Speaking in China, Mr Obama said the player had raised legitimate issues.
Mr Kaepernick stirred controversy when he sat during the national anthem to protest against racial injustice.
Some players have followed his example and sat or kneeled through the anthem.
Asked about the issue during a news conference at the G20 in Hangzhou, President Obama said it was tough for those in the military to understand why Mr Kaepernick might snub the national anthem.
But he said he did not doubt his sincerity to raise issues.
"If nothing else, what he's done is he's generated more conversation around some topics that need to be talked about," the president said.

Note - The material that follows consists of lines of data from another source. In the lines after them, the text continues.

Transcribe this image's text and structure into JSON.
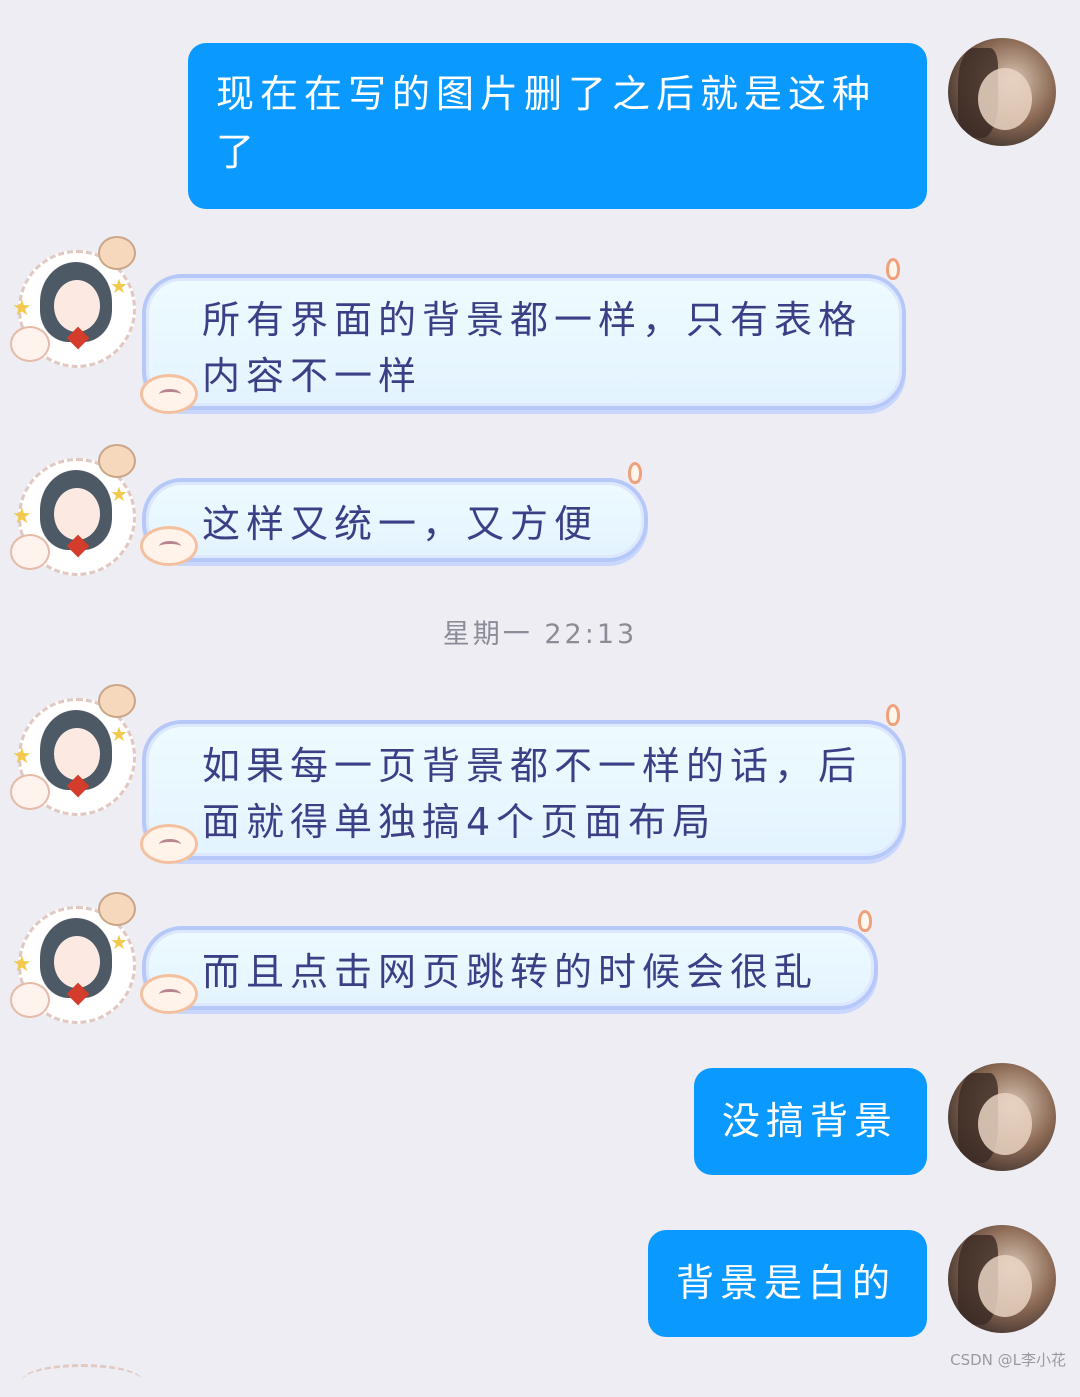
{
  "conversation": {
    "messages": [
      {
        "side": "out",
        "text": "现在在写的图片删了之后就是这种了"
      },
      {
        "side": "in",
        "text": "所有界面的背景都一样，只有表格内容不一样"
      },
      {
        "side": "in",
        "text": "这样又统一，又方便"
      },
      {
        "side": "in",
        "text": "如果每一页背景都不一样的话，后面就得单独搞4个页面布局"
      },
      {
        "side": "in",
        "text": "而且点击网页跳转的时候会很乱"
      },
      {
        "side": "out",
        "text": "没搞背景"
      },
      {
        "side": "out",
        "text": "背景是白的"
      }
    ],
    "timestamp": "星期一 22:13"
  },
  "watermark": "CSDN @L李小花",
  "colors": {
    "background": "#ededf3",
    "outgoing_bubble": "#0a99fe",
    "incoming_bubble": "#e8f7ff",
    "incoming_text": "#3c3f86",
    "timestamp_text": "#8c8c98"
  },
  "icons": {
    "outgoing_avatar": "user-photo-avatar",
    "incoming_avatar": "anime-girl-avatar"
  }
}
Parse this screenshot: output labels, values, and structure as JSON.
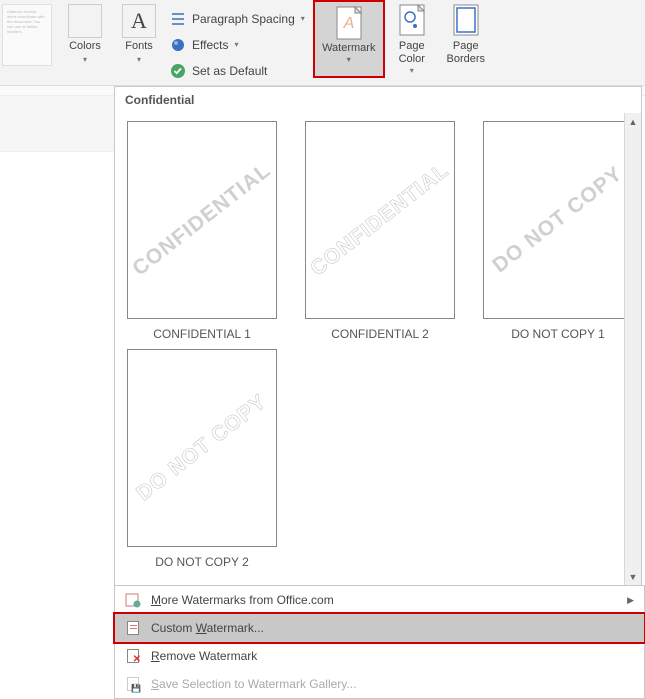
{
  "ribbon": {
    "themes_preview": "Galleries include items coordinate with the document. You can use of tables, headers,",
    "colors_label": "Colors",
    "fonts_label": "Fonts",
    "paragraph_spacing_label": "Paragraph Spacing",
    "effects_label": "Effects",
    "set_as_default_label": "Set as Default",
    "watermark_label": "Watermark",
    "page_color_label": "Page Color",
    "page_borders_label": "Page Borders",
    "colors": {
      "tl": "#404a5a",
      "tr": "#2f528f",
      "bl": "#ffffff",
      "br": "#ed7d31"
    }
  },
  "dropdown": {
    "section_label": "Confidential",
    "items": [
      {
        "wm": "CONFIDENTIAL",
        "style": "solid",
        "label": "CONFIDENTIAL 1"
      },
      {
        "wm": "CONFIDENTIAL",
        "style": "outline",
        "label": "CONFIDENTIAL 2"
      },
      {
        "wm": "DO NOT COPY",
        "style": "solid",
        "label": "DO NOT COPY 1"
      },
      {
        "wm": "DO NOT COPY",
        "style": "outline",
        "label": "DO NOT COPY 2"
      }
    ],
    "more_label": "More Watermarks from Office.com",
    "custom_label": "Custom Watermark...",
    "remove_label": "Remove Watermark",
    "save_label": "Save Selection to Watermark Gallery...",
    "mnemonic": {
      "more": "M",
      "custom": "W",
      "remove": "R",
      "save": "S"
    }
  }
}
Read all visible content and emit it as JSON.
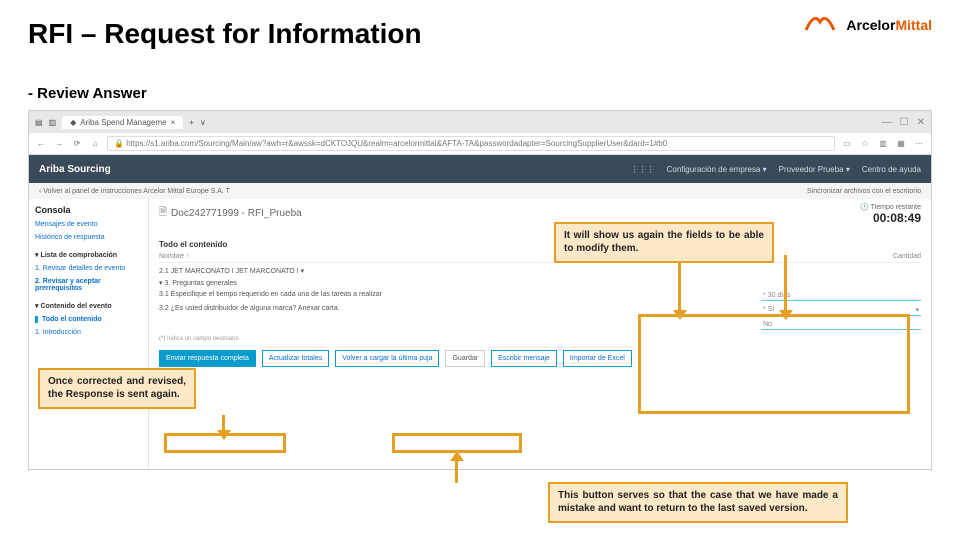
{
  "slide": {
    "title": "RFI – Request for Information",
    "subtitle": "- Review Answer"
  },
  "logo": {
    "part1": "Arcelor",
    "part2": "Mittal"
  },
  "browser": {
    "tab_title": "Ariba Spend Manageme",
    "url": "https://s1.ariba.com/Sourcing/Main/aw?awh=r&awssk=dCKTOJQU&realm=arcelormittal&AFTA-TA&passwordadapter=SourcingSupplierUser&dard=1#b0"
  },
  "ariba": {
    "brand": "Ariba Sourcing",
    "menu": {
      "config": "Configuración de empresa ▾",
      "user": "Proveedor Prueba ▾",
      "help": "Centro de ayuda"
    },
    "back": "‹ Volver al panel de instrucciones Arcelor Mittal Europe S.A. T",
    "sync": "Sincronizar archivos con el escritorio"
  },
  "side": {
    "console": "Consola",
    "links": {
      "events": "Mensajes de evento",
      "history": "Histórico de respuesta"
    },
    "checklist_h": "▾ Lista de comprobación",
    "step1": "1. Revisar detalles de evento",
    "step2": "2. Revisar y aceptar prerrequisitos",
    "content_h": "▾ Contenido del evento",
    "all": "Todo el contenido",
    "intro": "1. Introducción"
  },
  "main": {
    "doc": "Doc242771999 - RFI_Prueba",
    "time_lbl": "Tiempo restante",
    "time_val": "00:08:49",
    "section": "Todo el contenido",
    "col_name": "Nombre ↑",
    "col_qty": "Cantidad",
    "r1": "2.1   JET MARCONATO I   JET MARCONATO I ▾",
    "r2": "▾  3.  Preguntas generales",
    "q1": "3.1  Especifique el tiempo requerido en cada una de las tareas a realizar",
    "q1v": "30 días",
    "q2": "3.2  ¿Es usted distribuidor de alguna marca? Anexar carta.",
    "q2v": "Sí",
    "q3v": "No",
    "note": "(*) Indica un campo necesario",
    "buttons": {
      "submit": "Enviar respuesta completa",
      "update": "Actualizar totales",
      "reload": "Volver a cargar la última puja",
      "save": "Guardar",
      "msg": "Escribir mensaje",
      "import": "Importar de Excel"
    }
  },
  "callouts": {
    "top": "It will show us again the fields to be able to modify them.",
    "left": "Once corrected and revised, the Response is sent again.",
    "bottom": "This button serves so that the case that we have made a mistake and want to return to the last saved version."
  }
}
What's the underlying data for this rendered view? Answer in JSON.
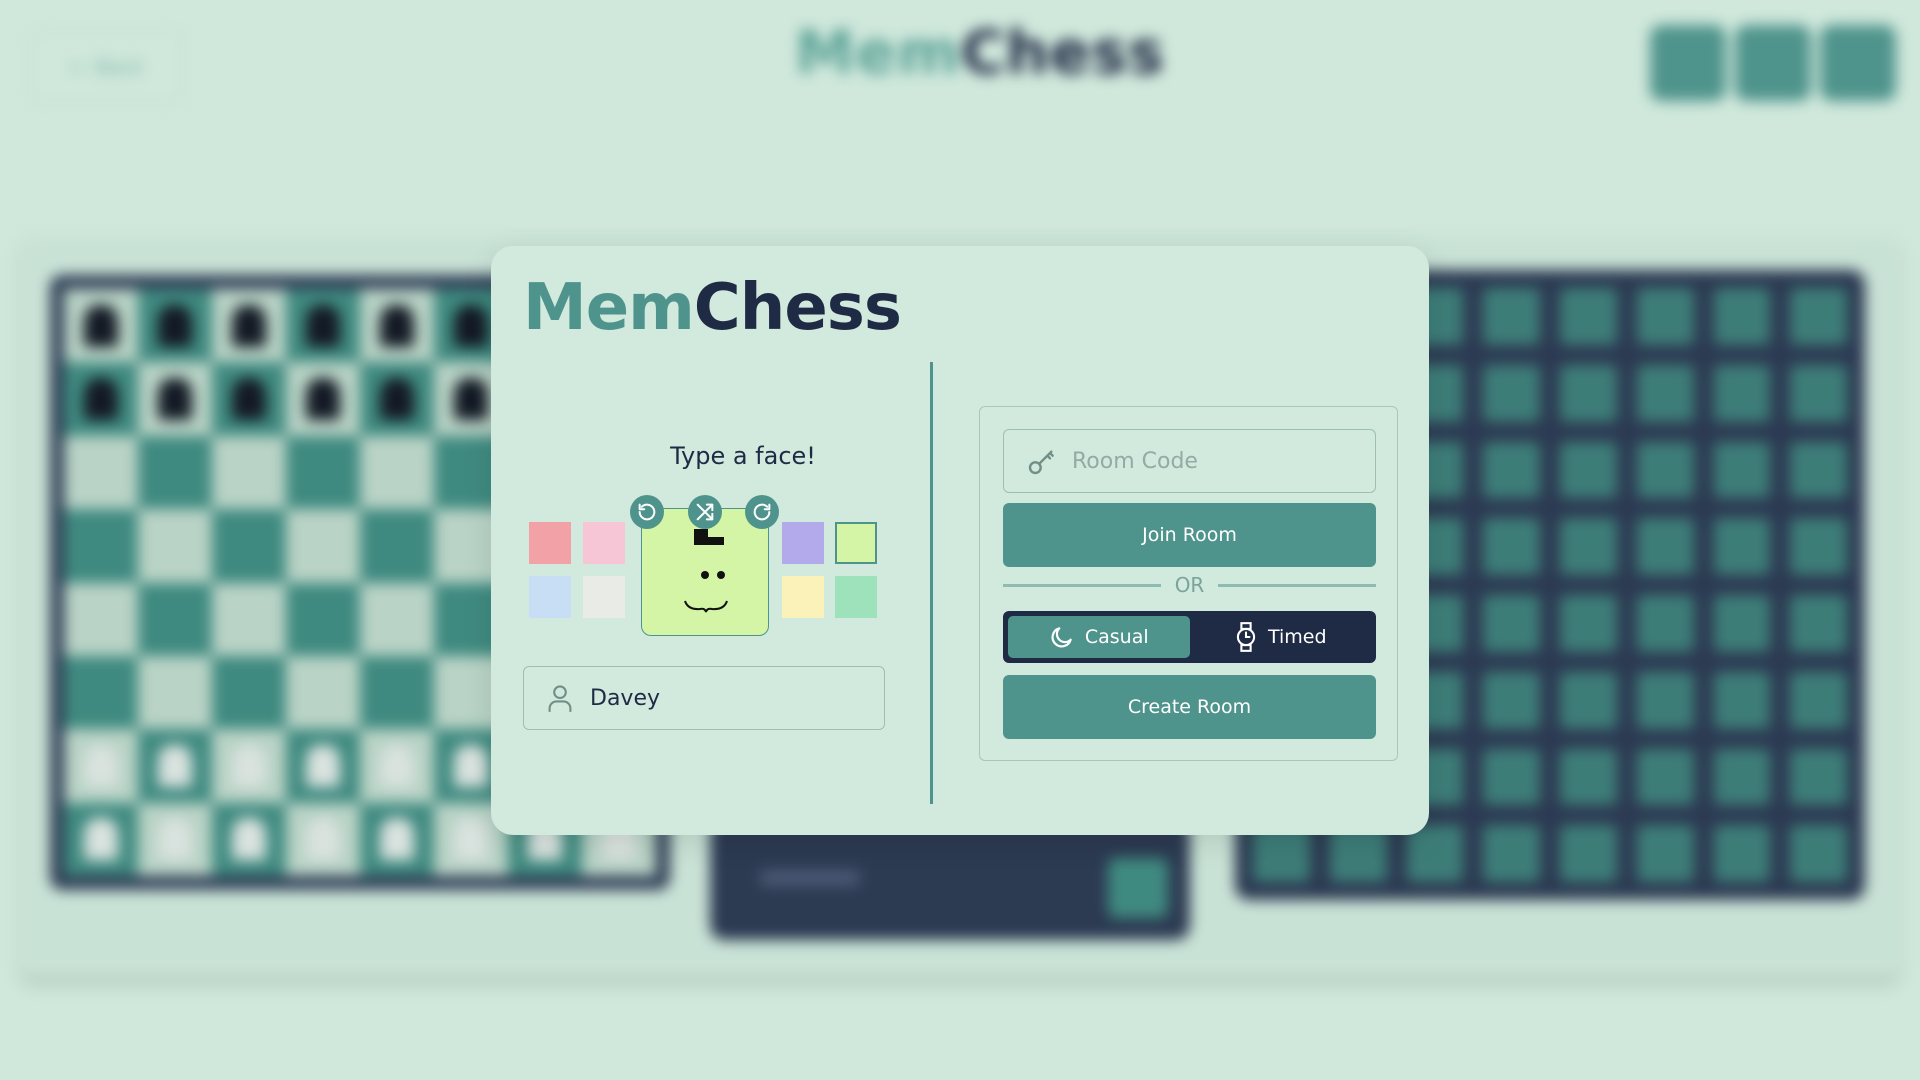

He added he would rather have young people engaged in the argument in a democratic process than "people who are just sitting on the sidelines and not paying attention at all".
A week after staying seated during The Star-Spangled Banner, the San Francisco 49ers quarterback kneeled during the anthem before a match on Thursday.
Team-mate Eric Reid also kneeled, but they were booed by some in the crowd.
On Sunday night, US women's soccer star Megan Rapinoe knelt during the national anthem before the Seattle Reign's game against the Chicago Red Stars in what she said was "a little nod"' to Mr Kaepernick.
Mr Kaepernick has said he will continue to sit out the national anthem until he sees improvements in US race relations.
A string of recent police killings and subsequent revenge killings have sparked protests across the nation.